This is What it Takes to Deliver Protocol-Driven Care

 

Medicine has been moving toward protocol-driven care for a couple of decades now, and while progress has been slower than many would like, health care leaders continue to push for the concept because it results in safer and more cost-effective care.

How are RT departments using protocols, and what skills should respiratory therapists possess to participate in their delivery? The managers we spoke with have some firm ideas.

It’s all about the team

Alicia Wafer, MBA, RRT, says her hospital — Henry Ford in Detroit, MI — has a three-tiered system for protocols. System-wide protocols fall into Tier 1, multidisciplinary protocols are in Tier 2, and departmental protocols are in Tier 3.

“We are moving to Tier 2 as much as possible, as ‘team’ is where it is at,” said Wafer, the RT department director. She cites the hospital’s weaning protocol for vents as a case in point. It was developed via a keystone initiative that was then modified so that it could be used in all 170+ adult ICUs in the facility.

Wafer says getting the medical and surgical teams on board was a huge undertaking.

“Our physicians came to the table ready to hash our concerns, and we came up with a protocol we could live with,” she said. Now, nearly two years later, feedback they’ve received on the protocol is leading them into a review that they believe will improve on the process.

“This is done at the table in a controlled setting so that in the ICU at the bedside caregivers have confidence in the process for their patients,” she said.

Wafer believes the number one skill RTs need to possess to deliver care via protocols is communication.

“If RT works in a silo and the patient’s nurse and provider have no idea what they are doing, the patient isn’t as safe,” she said. “Our team has to speak in order to have the best outcomes for our patients.”

Trifecta of skills

Protocols to expedite liberation and extubation from mechanical ventilation are in place at St. Mark’s Hospital in Salt Lake City, UT, where Jack Fried, MS, BSRC, RRT, serves as director of respiratory care and neurodiagnostic services.

He cites a trifecta of skills RTs must have to deliver care via these protocols: patient assessment, teamwork, and communication.

“Assessment skills are necessary to determine appropriate ventilator settings and to determine when patients are ready for extubation,” says Fried. “Communication skills are necessary to inform physicians of patient status before rounds and to present the plan for the shift.”

He believes these skills let nurses know when sedation should be reduced or discontinued as well, and they can occasionally come in handy when a reluctant caregiver needs to be persuaded to take a more aggressive stance toward the liberation process.

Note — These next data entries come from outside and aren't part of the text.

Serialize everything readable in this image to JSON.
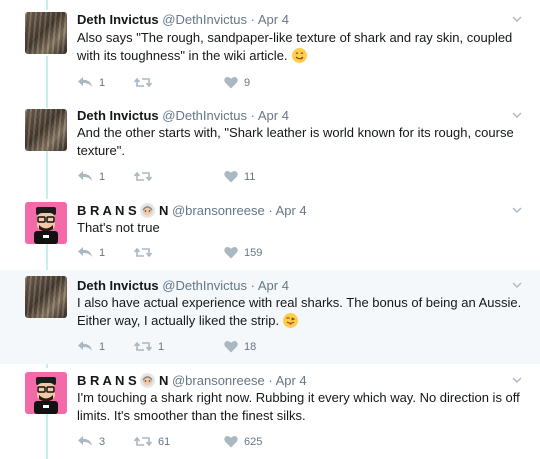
{
  "tweets": [
    {
      "name": "Deth Invictus",
      "handle": "@DethInvictus",
      "dot": "·",
      "date": "Apr 4",
      "text": "Also says \"The rough, sandpaper-like texture of shark and ray skin, coupled with its toughness\" in the wiki article.",
      "emoji": "yum",
      "replies": "1",
      "retweets": "",
      "likes": "9"
    },
    {
      "name": "Deth Invictus",
      "handle": "@DethInvictus",
      "dot": "·",
      "date": "Apr 4",
      "text": "And the other starts with, \"Shark leather is world known for its rough, course texture\".",
      "replies": "1",
      "retweets": "",
      "likes": "11"
    },
    {
      "name_part1": "B R A N S",
      "name_part2": "N",
      "handle": "@bransonreese",
      "dot": "·",
      "date": "Apr 4",
      "text": "That's not true",
      "replies": "1",
      "retweets": "",
      "likes": "159"
    },
    {
      "name": "Deth Invictus",
      "handle": "@DethInvictus",
      "dot": "·",
      "date": "Apr 4",
      "text": "I also have actual experience with real sharks.  The bonus of being an Aussie. Either way, I actually liked the strip.",
      "emoji": "wink-tongue",
      "replies": "1",
      "retweets": "1",
      "likes": "18"
    },
    {
      "name_part1": "B R A N S",
      "name_part2": "N",
      "handle": "@bransonreese",
      "dot": "·",
      "date": "Apr 4",
      "text": "I'm touching a shark right now. Rubbing it every which way. No direction is off limits. It's smoother than the finest silks.",
      "replies": "3",
      "retweets": "61",
      "likes": "625"
    }
  ],
  "colors": {
    "thread_line": "#c4f0e9",
    "highlight_bg": "#f5f8fa",
    "meta_gray": "#657786",
    "icon_gray": "#aab8c2",
    "branson_pink": "#f26aa8"
  },
  "icons": {
    "reply": "reply-icon",
    "retweet": "retweet-icon",
    "like": "heart-icon",
    "caret": "chevron-down-icon"
  }
}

Teamwork comes into play on multiple fronts.

“Team skills are critical not only in working with physicians and nurses but also in working with physical and occupational therapists to help ambulate and strengthen patients,” Fried said. “It is also critical that therapists be able to assist speech therapists with swallow studies and speaking valve trials and to assist imaging personnel in special procedures.”

Interactions make or break a program

Rick Ford, BS, RRT, FAARC, has been retired for five years now, but as department manager at the University of California at San Diego Medical Center for the bulk of his career, he was in on the ground floor of protocol development in respiratory care. He echoes many of the concerns raised by both Wafer and Fried.

“Back in the days I was collaborating with Lucy Kester, Judy Teitsort, and Dr. George Burton, it was evident that those therapists providing evaluations needed to be experts regarding the intervention being provided, but also possess an advanced knowledge of clinical evaluation and assessment,” Ford said.

He thinks those skills are a given for anyone who takes on the responsibility of protocol-driven care. But the missing link in many facilities, both then and today, is communication.

“Programs thrive or fail based on the interactions the respiratory practitioner has with other clinicians, specifically physicians and nursing partners,” Ford said. “Physicians need to feel their patients are in good hands and they are kept informed.”

Indeed, he says protocol programs that emphasize the need for less communication with the physician are missing the mark.

“There were many programs that suggested a benefit of protocols was saving time because the RT did not have to get an MD order for everything,” he said. “My position was just the opposite — that protocols result in more communication with MDs.”

Ford says UCSD built several “contact MD” steps into their protocol algorithms to ensure physicians were always being brought up to speed. It is these communication skills, he says, that ultimately make or break a program.

Speak up

So, if you work in a hospital that uses therapist-driven protocols — or are seeking a new job in a facility that allows RTs to perform at this level — focus your efforts on being a safe and knowledgeable team player with good assessment skills. But remember that just having those skills will not be enough.

You will also need to be able to speak up and clearly articulate your actions and the rationale behind them to all your colleagues, inside and outside of the respiratory care profession.